Child-safe in minutes.

Buy now

Please or to access all these features

Other subjects

So embarrassed I wanted to die.

914 replies

Katkins17 · 23/09/2024 18:07

So I bought my shopping in Tesco...as you do....said thank you to the cashier when she gave me the receipt and my brain couldn't decide whether it wanted to say 'you're welcome' or 'no problem' so instead it shouted quite loudly to the cashier and the whole queue behind me ...

'YOU'RE THE PROBLEM'

I just stood there, with us all looking uncomfortable and not knowing what to say .... plus a few sniggers behind.

What is the worse thing you've said without meaning to ?????

OP posts:
HerkyBaby · 23/09/2024 19:58

I have to be really careful when using the phonetic alphabet as when I say Y Yankee as I was trained to do decades ago I am prone to say Y wankee…
And to add to my embarrassment over this I’ve just managed to add this fact to the wrong chat regarding Power of Attorney- given how serious that matter is I do hope it’s brought a smile to some stressed faces.

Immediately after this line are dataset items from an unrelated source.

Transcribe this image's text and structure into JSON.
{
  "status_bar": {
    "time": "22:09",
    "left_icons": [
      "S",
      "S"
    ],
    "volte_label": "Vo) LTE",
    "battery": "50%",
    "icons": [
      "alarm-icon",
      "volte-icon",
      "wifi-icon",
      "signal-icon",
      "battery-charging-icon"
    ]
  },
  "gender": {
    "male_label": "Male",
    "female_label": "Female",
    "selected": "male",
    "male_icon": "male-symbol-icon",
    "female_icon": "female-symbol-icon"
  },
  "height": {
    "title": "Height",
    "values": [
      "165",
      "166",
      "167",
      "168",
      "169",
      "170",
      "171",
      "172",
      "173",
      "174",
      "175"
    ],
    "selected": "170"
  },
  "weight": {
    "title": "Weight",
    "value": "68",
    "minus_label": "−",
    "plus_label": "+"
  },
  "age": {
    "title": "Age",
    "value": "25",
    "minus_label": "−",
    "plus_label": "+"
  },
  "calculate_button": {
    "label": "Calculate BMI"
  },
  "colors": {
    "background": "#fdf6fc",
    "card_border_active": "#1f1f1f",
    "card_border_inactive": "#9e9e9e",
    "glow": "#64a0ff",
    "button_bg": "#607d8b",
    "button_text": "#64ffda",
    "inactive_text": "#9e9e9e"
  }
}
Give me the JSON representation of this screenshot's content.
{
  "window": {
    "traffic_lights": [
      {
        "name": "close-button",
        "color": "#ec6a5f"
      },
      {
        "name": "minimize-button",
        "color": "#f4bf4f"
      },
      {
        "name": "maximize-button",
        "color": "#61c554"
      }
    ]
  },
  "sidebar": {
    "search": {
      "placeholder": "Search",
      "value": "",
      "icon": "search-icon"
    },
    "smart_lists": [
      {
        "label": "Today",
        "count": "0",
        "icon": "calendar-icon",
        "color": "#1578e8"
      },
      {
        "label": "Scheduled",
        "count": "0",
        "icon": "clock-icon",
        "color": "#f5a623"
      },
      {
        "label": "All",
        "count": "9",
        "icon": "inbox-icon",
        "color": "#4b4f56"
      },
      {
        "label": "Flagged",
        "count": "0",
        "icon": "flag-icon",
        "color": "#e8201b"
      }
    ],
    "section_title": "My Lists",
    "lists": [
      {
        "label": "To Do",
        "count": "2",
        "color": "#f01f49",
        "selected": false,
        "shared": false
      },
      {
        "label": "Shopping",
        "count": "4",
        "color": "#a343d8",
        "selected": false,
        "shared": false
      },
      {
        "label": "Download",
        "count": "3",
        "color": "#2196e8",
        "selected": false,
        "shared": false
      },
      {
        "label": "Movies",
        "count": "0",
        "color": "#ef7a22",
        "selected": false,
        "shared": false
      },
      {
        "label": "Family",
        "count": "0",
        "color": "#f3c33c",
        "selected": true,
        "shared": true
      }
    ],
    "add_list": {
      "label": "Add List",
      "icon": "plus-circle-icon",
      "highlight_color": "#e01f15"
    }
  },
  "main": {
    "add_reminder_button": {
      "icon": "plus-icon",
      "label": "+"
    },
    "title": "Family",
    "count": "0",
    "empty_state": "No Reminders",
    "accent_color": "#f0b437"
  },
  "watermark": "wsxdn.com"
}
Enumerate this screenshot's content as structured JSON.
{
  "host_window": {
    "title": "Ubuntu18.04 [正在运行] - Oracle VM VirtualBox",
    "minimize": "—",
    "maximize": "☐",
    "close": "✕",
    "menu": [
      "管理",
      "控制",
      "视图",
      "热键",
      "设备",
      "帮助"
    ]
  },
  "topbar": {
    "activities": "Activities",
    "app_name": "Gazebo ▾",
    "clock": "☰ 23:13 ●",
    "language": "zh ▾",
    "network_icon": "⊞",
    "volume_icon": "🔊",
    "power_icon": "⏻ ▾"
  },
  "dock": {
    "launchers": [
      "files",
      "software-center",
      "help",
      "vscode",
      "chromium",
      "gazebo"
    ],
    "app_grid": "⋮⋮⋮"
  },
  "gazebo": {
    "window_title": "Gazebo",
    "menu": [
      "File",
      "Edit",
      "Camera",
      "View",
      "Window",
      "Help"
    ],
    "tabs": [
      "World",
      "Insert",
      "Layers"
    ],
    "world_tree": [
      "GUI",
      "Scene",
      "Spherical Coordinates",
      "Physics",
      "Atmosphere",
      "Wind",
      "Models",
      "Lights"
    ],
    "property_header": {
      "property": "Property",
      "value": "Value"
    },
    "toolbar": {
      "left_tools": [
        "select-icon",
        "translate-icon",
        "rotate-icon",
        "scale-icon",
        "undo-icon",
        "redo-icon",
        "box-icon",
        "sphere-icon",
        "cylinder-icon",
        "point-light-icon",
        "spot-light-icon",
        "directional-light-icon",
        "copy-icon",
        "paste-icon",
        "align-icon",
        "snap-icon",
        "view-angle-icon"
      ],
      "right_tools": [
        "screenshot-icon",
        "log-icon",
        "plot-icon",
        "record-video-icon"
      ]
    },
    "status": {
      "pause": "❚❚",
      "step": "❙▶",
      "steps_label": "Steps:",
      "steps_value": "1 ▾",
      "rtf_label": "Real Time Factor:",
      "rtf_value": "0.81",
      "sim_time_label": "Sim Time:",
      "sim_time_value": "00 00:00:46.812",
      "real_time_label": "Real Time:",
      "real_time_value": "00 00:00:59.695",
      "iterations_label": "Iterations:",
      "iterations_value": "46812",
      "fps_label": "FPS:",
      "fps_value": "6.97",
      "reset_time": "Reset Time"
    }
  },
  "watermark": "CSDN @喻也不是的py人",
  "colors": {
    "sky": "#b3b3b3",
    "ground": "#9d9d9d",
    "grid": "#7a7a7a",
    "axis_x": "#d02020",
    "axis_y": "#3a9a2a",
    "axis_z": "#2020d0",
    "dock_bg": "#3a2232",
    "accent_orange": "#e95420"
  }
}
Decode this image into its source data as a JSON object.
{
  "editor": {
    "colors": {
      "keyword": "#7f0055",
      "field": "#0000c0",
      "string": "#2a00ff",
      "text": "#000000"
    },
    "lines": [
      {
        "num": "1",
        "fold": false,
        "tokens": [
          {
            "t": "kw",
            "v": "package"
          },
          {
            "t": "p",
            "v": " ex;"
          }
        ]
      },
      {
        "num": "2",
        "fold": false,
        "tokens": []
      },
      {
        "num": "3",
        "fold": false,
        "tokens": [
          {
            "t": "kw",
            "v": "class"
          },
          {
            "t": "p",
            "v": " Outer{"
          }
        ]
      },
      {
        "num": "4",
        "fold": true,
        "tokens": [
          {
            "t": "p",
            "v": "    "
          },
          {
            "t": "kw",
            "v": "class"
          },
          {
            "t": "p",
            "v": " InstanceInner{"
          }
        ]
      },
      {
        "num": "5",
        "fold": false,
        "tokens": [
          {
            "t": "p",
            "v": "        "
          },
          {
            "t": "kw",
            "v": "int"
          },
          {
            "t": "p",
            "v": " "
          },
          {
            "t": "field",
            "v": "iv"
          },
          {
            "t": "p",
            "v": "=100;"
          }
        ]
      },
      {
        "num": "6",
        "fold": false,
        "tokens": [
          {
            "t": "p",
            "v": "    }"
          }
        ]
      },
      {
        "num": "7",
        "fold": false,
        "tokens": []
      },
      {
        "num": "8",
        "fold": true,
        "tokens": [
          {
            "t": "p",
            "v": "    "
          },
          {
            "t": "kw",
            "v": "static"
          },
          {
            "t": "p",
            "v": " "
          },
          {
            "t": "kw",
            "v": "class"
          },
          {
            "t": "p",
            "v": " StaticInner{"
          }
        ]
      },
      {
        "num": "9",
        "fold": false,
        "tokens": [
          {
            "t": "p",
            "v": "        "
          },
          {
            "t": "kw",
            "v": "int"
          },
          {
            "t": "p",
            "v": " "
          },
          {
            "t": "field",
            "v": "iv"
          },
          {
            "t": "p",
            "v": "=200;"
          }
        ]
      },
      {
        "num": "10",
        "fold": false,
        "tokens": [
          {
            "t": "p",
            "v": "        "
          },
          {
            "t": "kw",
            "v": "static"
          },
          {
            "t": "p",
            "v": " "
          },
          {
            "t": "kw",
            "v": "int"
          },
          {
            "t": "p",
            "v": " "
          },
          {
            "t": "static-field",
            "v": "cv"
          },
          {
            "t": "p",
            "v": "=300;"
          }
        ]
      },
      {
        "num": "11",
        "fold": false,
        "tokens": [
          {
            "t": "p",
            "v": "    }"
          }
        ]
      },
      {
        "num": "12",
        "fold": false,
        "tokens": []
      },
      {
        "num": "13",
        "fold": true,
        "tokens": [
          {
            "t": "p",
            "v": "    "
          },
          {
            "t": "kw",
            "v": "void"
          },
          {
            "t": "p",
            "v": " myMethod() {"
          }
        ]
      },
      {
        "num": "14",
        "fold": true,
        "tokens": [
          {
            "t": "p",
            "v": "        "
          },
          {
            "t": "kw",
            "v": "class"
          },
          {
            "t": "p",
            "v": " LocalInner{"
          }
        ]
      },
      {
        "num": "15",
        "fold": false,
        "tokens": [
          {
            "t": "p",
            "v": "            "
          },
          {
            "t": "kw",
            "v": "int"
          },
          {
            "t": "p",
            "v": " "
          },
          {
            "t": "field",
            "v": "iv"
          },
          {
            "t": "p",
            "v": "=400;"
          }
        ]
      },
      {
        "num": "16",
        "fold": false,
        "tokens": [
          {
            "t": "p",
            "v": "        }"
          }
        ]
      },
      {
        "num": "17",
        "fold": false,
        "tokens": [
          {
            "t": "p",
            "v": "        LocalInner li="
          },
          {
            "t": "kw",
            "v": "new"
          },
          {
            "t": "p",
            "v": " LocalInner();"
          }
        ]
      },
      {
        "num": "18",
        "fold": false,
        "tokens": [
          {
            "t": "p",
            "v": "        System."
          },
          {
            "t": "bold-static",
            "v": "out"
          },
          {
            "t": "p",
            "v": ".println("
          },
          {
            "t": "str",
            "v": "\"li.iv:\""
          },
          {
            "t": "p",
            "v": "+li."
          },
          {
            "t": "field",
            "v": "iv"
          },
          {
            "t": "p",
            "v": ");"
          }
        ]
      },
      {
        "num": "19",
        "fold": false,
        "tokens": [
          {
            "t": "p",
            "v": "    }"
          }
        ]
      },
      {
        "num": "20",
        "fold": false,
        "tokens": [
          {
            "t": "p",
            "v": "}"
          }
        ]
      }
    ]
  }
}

PoshHorseyBird · 23/09/2024 19:59

Texted my husband to say "stop giving the dog garlic bread he keeps fucking farting! It smells like something crawled up his arse and fucking DIED!!"
Then realised I'd not sent it to my husband but sent it to a rather posh client of mine. Luckily she did find it hilarious!

HazeBaze · 23/09/2024 19:59

HelloMiffy · 23/09/2024 18:40

In Spain as a child on holiday. Amazed to see the bulls running directly below our apartment,'causing absolute chaos

Races back to tell my parents, grandparents and siblings and meant to announce ' there's a load of bulls in the street all bucking and fighting!'

Actually said 'there's a load of bulls in the street all fucking and biting!'

This reminds me of when I was a child and saw a small dead fly in a roll of sellotape. My mum said it was probably a bit of fluff or something, but I replied with "no mum, it's definitely a fly, you can see it's testicles" (I meant to say tentacles.)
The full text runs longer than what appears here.